CPD: Understanding Neurodiversity in the Early Years

30th August 2022| Blogs

From self-awareness to self advocacy, Kerry Murphy shines a light on neurodiversity

In this 2-hour webinar specifically for early years settings, early childhood specialist and author, Kerry Murphy, teaches you how to transform your early years practice by understanding the link between neurodiversity and wellbeing. Drawing on her background in early years, neurodiversity, disability and behaviour, Kerry introduces strategies you can put into action right away to help children honour their learning differences and foster positive self-awareness. 

In recent years, there's been a raised awareness of neurodiversity and how understanding developmental differences (neurodivergence) can help us move away from traditional deficit narratives that view children as problems to be fixed or cured.

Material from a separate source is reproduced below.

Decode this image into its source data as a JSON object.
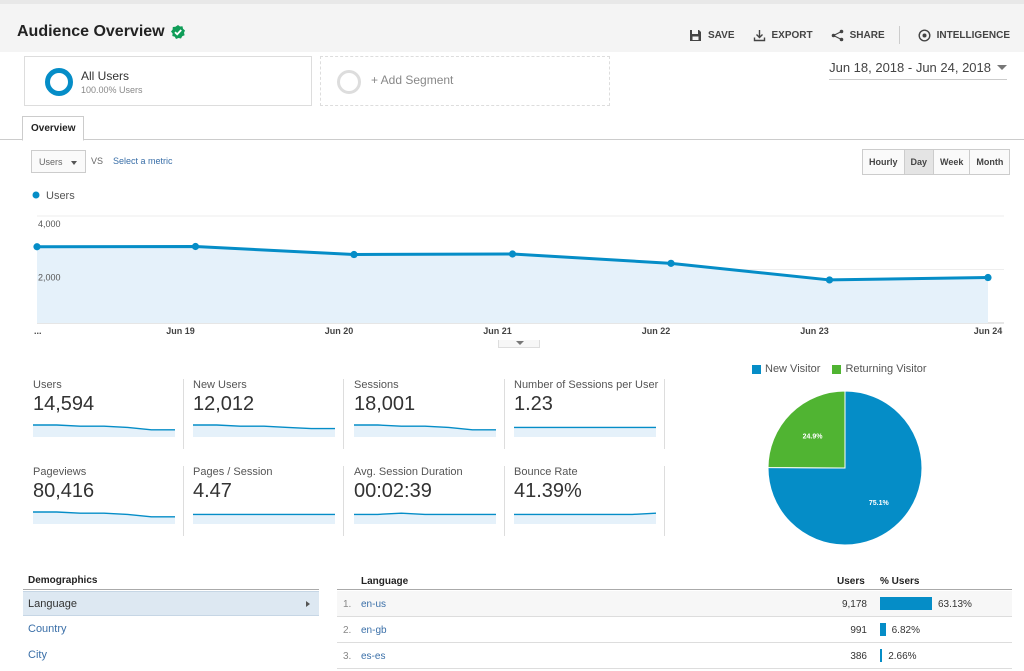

Early years settings are increasingly interested in developing strengths-based approaches that are empowering for children identified with special educational needs (SEN). 

In association with Thrive, Kerry’s CPD webinar will help you challenge the deficit narratives about children whose development doesn't follow a typical pathway and provide you with insight into how to support these children to become self advocates. 

‘Understanding Neurodiversity in the Early Years’ is worth 5 CPD points to Thrive Licensed Practitioners and is happening on Zoom on 7th November between 6pm and 8pm.

Book your place

Actionable insights, tips and techniques

If you’re ready for actionable insights, tips and techniques, book onto Kerry's keynote. Over the 2-hour session we'll be covering how to:

Understand ableism and neurodiversity

Our current education system favours children with typical minds and able bodies (known as ableism). This means that children whose development is different don't always develop a sense of belonging. Divergent development is often absent from our frameworks or viewed as a deficit or "red flag". Here, we'll unpick what this means for our early years practice. And how we might challenge this to become more inclusive.

Develop Divergent Pathways of Development

Next, we will explore how we can develop confidence with the development that diverges from typical "milestones". And begin to honour learning differences. We'll focus on communication and interaction as well as the social and emotional wellbeing of our emerging neurodivergent and disabled children.

Understand the link between neurodiversity and wellbeing

For children to develop a positive self-identity, we need to ensure that from their earliest years, they're made aware of their strengths and differences. This part of the webinar will consider how we can help children to foster positive self-awareness and celebrate their differences. We'll also consider ways to support children to become self-advocates.

Book your place

About Kerry Murphy

An early childhood specialist with a background in neurodiversity, disability and behaviour, Kerry Murphy is the author of A Guide to SEND in the Early Years and Little Minds Matter: Supporting the Wellbeing of Children with SEND. She is also a lecturer in early years and SEND at Goldsmiths University and currently completing her doctorate in play and neurodivergence at The University of Sheffield. Kerry’s aim in working in the early years is to challenge the deficit narratives about children whose development does not take a typical pathway. She also supports people to become neuroinclusive, including understanding the role of neurodiversity and ableism and the harms of traditional behaviour management approaches.